Friday, December 18, 2015

Red Fox Inn

For tonight's adventure, the PCs are starting out having lunch at a country inn outside of Paris. Bondy is a village seven miles northeast of Paris along the main road to Meux. The Red Fox Inn (l'Auberge du Renard Roux) is a pleasant roadside inn with whitewashed walls and airy buildings. The front gate is flanked by ivy-covered trellises. Behind the inn is a walled courtyard with a well, stables, and a chicken coop. The innkeeper is Lucas Figuier—a stout man with a jovial personality. His wife Marie is an amazing cook (Cook-3) and the inn is well known for its food.

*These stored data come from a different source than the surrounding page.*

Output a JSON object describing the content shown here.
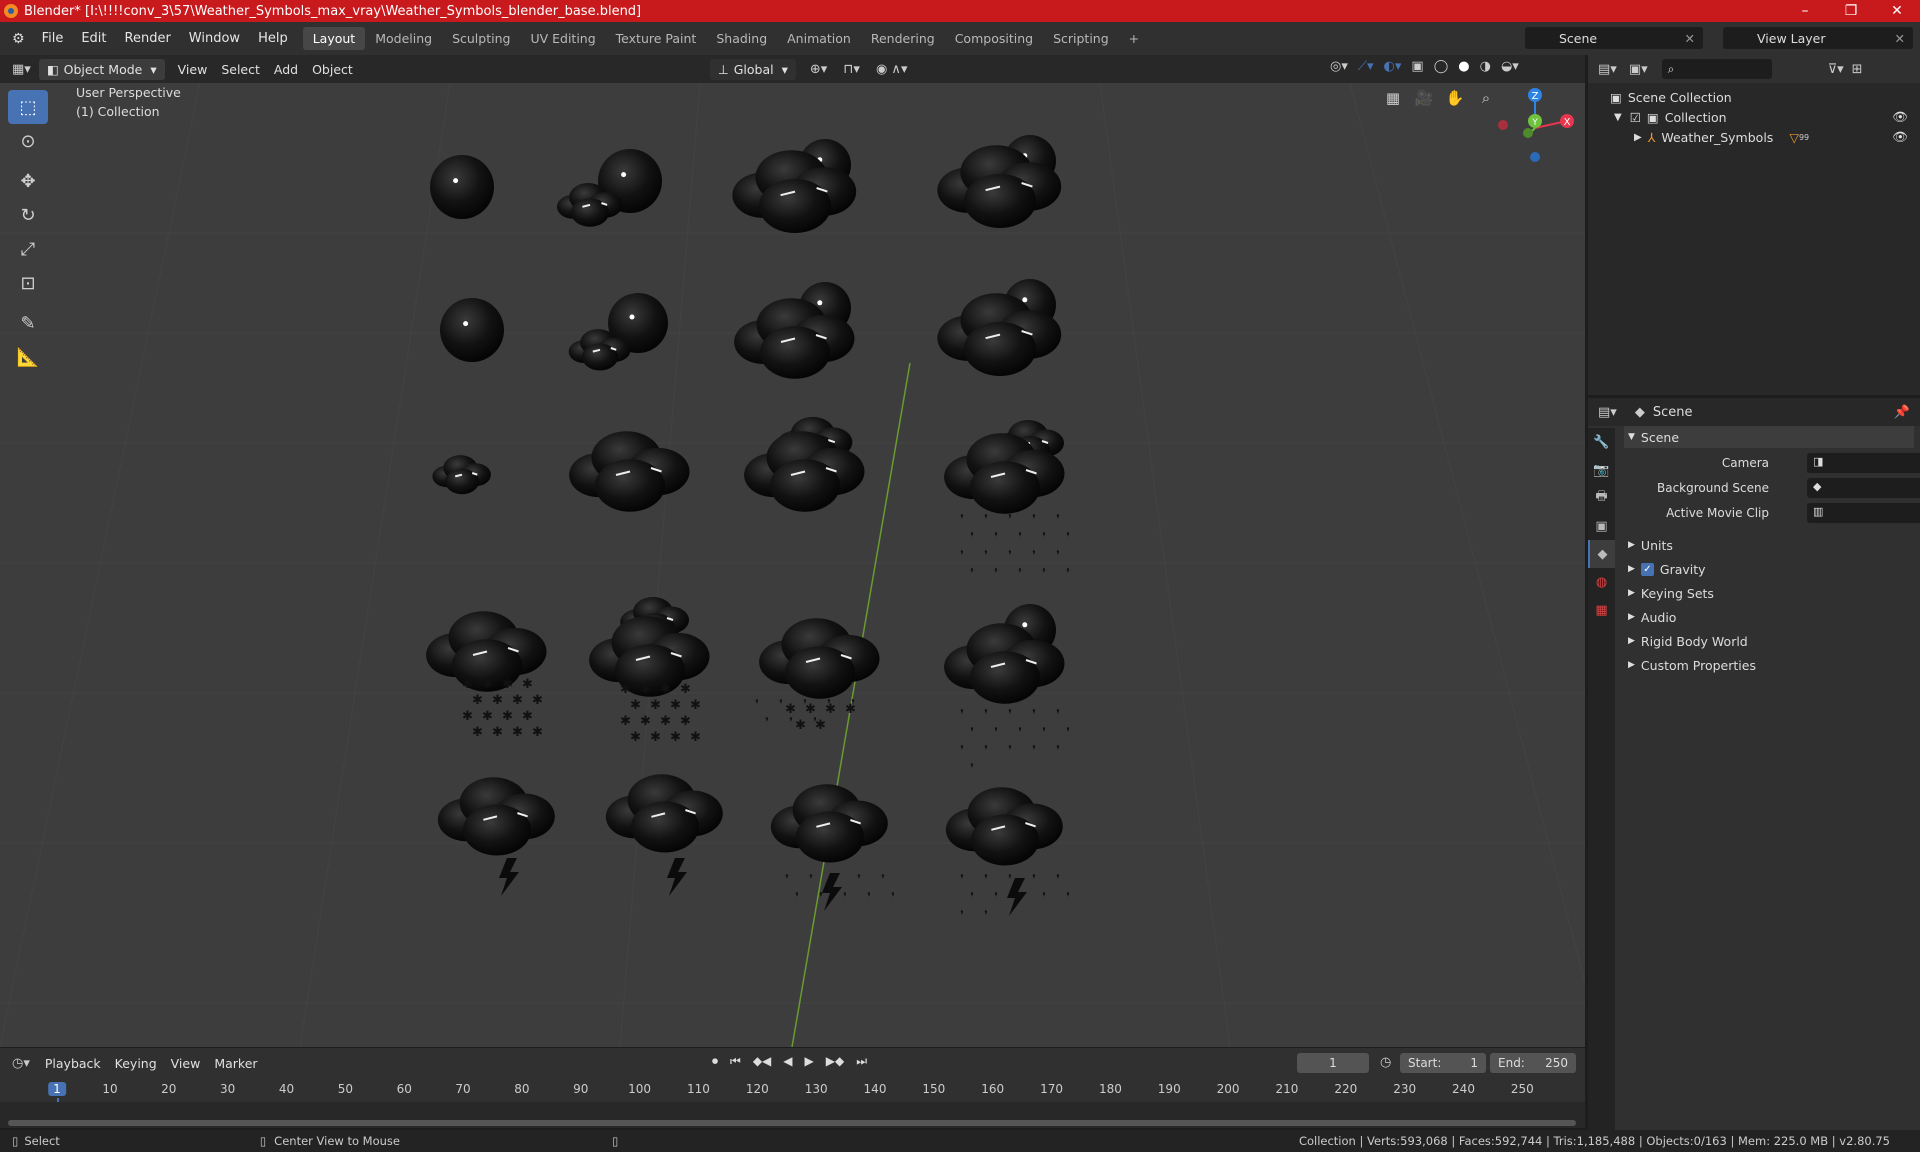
{
  "window": {
    "title": "Blender* [I:\\!!!!conv_3\\57\\Weather_Symbols_max_vray\\Weather_Symbols_blender_base.blend]",
    "minimize": "–",
    "maximize": "❐",
    "close": "✕"
  },
  "menu": [
    "File",
    "Edit",
    "Render",
    "Window",
    "Help"
  ],
  "workspaces": [
    "Layout",
    "Modeling",
    "Sculpting",
    "UV Editing",
    "Texture Paint",
    "Shading",
    "Animation",
    "Rendering",
    "Compositing",
    "Scripting"
  ],
  "active_workspace": "Layout",
  "scene_name": "Scene",
  "view_layer": "View Layer",
  "viewport": {
    "mode": "Object Mode",
    "menus": [
      "View",
      "Select",
      "Add",
      "Object"
    ],
    "orientation": "Global",
    "perspective": "User Perspective",
    "collection": "(1) Collection",
    "gizmo": {
      "x": "X",
      "y": "Y",
      "z": "Z"
    }
  },
  "outliner": {
    "root": "Scene Collection",
    "collection": "Collection",
    "object": "Weather_Symbols",
    "object_suffix": "99"
  },
  "properties": {
    "context": "Scene",
    "panel": "Scene",
    "fields": [
      "Camera",
      "Background Scene",
      "Active Movie Clip"
    ],
    "subpanels": [
      "Units",
      "Gravity",
      "Keying Sets",
      "Audio",
      "Rigid Body World",
      "Custom Properties"
    ],
    "gravity_checked": true
  },
  "timeline": {
    "menus": [
      "Playback",
      "Keying",
      "View",
      "Marker"
    ],
    "current_frame": "1",
    "start_label": "Start:",
    "start": "1",
    "end_label": "End:",
    "end": "250",
    "ticks": [
      "1",
      "10",
      "20",
      "30",
      "40",
      "50",
      "60",
      "70",
      "80",
      "90",
      "100",
      "110",
      "120",
      "130",
      "140",
      "150",
      "160",
      "170",
      "180",
      "190",
      "200",
      "210",
      "220",
      "230",
      "240",
      "250"
    ]
  },
  "status": {
    "left": "Select",
    "middle": "Center View to Mouse",
    "right": "Collection | Verts:593,068 | Faces:592,744 | Tris:1,185,488 | Objects:0/163 | Mem: 225.0 MB | v2.80.75"
  },
  "colors": {
    "accent": "#4772b3",
    "titlebar": "#c8191d",
    "axis_x": "#e8364f",
    "axis_y": "#6ec23c",
    "axis_z": "#2f83e3"
  }
}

For the look of the inn I searched through my file of inns and taverns and came up with the Broken Coin Inn PDF that I purchased from THE FORGE ®. The PDF includes both an exterior view of the inn as well as plans for the upper and lower floors.

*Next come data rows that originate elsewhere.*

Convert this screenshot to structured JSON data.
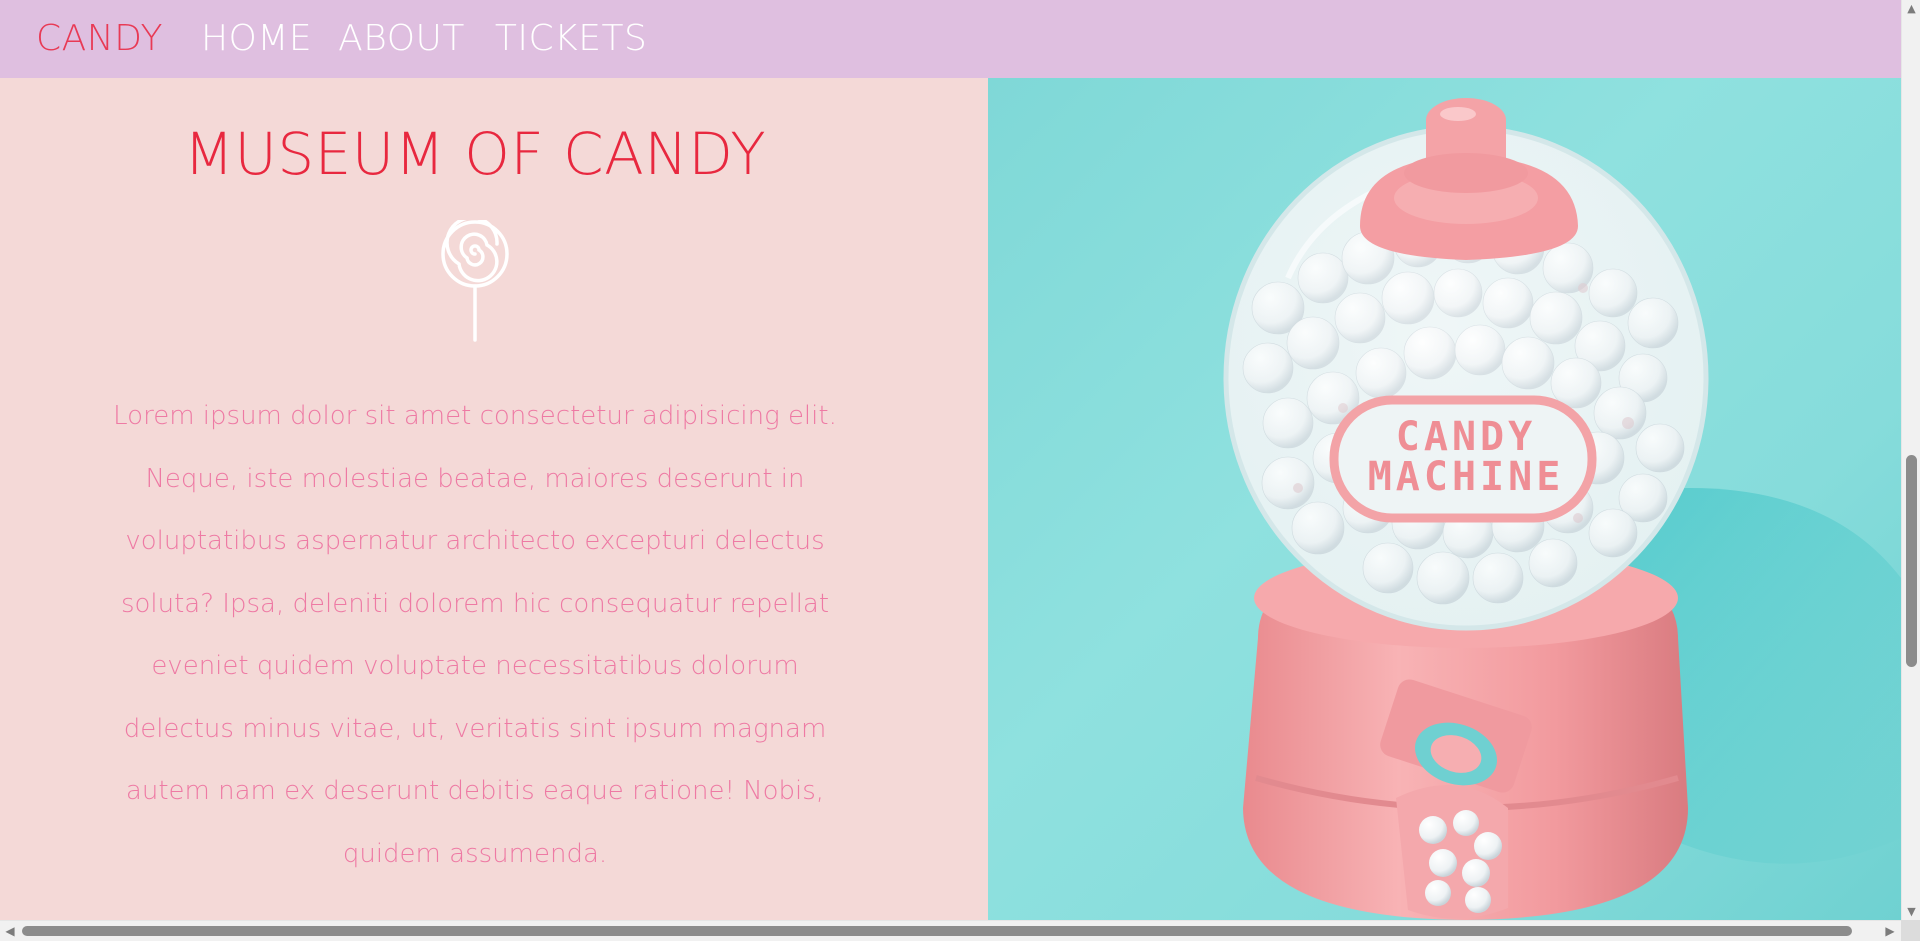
{
  "nav": {
    "brand": "CANDY",
    "links": [
      "HOME",
      "ABOUT",
      "TICKETS"
    ]
  },
  "hero": {
    "title": "MUSEUM OF CANDY",
    "icon": "lollipop-icon",
    "body": "Lorem ipsum dolor sit amet consectetur adipisicing elit. Neque, iste molestiae beatae, maiores deserunt in voluptatibus aspernatur architecto excepturi delectus soluta? Ipsa, deleniti dolorem hic consequatur repellat eveniet quidem voluptate necessitatibus dolorum delectus minus vitae, ut, veritatis sint ipsum magnam autem nam ex deserunt debitis eaque ratione! Nobis, quidem assumenda."
  },
  "image": {
    "label_line1": "CANDY",
    "label_line2": "MACHINE"
  },
  "colors": {
    "nav_bg": "#dfbfe0",
    "brand": "#e83a55",
    "panel_bg": "#f4d9d7",
    "title": "#e8283f",
    "body_text": "#ee7aa4",
    "image_bg": "#86dcdb",
    "machine_pink": "#f4a3a5"
  }
}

One thing I notice about most inns created for Fantasy Roleplaying is that the inns are fricking huge with dozens of private rooms and tables in the common room. That is much larger than most taverns and pubs I recall seeing in Europe and for play, such a large location just lowers the odds that a PC will notice someone interesting or it ups the GM workload by requiring the GM to fill the inn with a hundred or so interesting NPCs. I have a lot of NPCs for Honor+Intrigue, but aside from a crowd watching a parade I see no reason to include one or two hundred of them at a single location. The Broken Coin Inn isn't too bad in this respect, but I wanted a smaller inn, so I cut out part of the left wing of the inn which reduced the dining area to a single table private dining room suitable for a conference of PCs and eliminated 2 bed rooms and 6 beds.

I also wanted the windows in the outside picture to match the windows on the floor plans. For some reason the artist and map maker got their signals crossed. The original exterior show 11 windows on the front upper story (5 left, 1 center, 5 right) and 12 windows on the front lower story (6 left, 6 right). The interior plan for the upper story only has 7 windows (3 left, 1 center, 3 right) while the lower story only has 11 windows (6 left, 5 right). Lots of windows are nice for the airy look I wanted and it was easier artistically to change the plan than the exterior view. So I added and moved windows on the floor plans.

While I was fixing that, I noticed that the stairs between the first and second floors were not too clear as far as direction so I added some arrows and the word UP to clarify.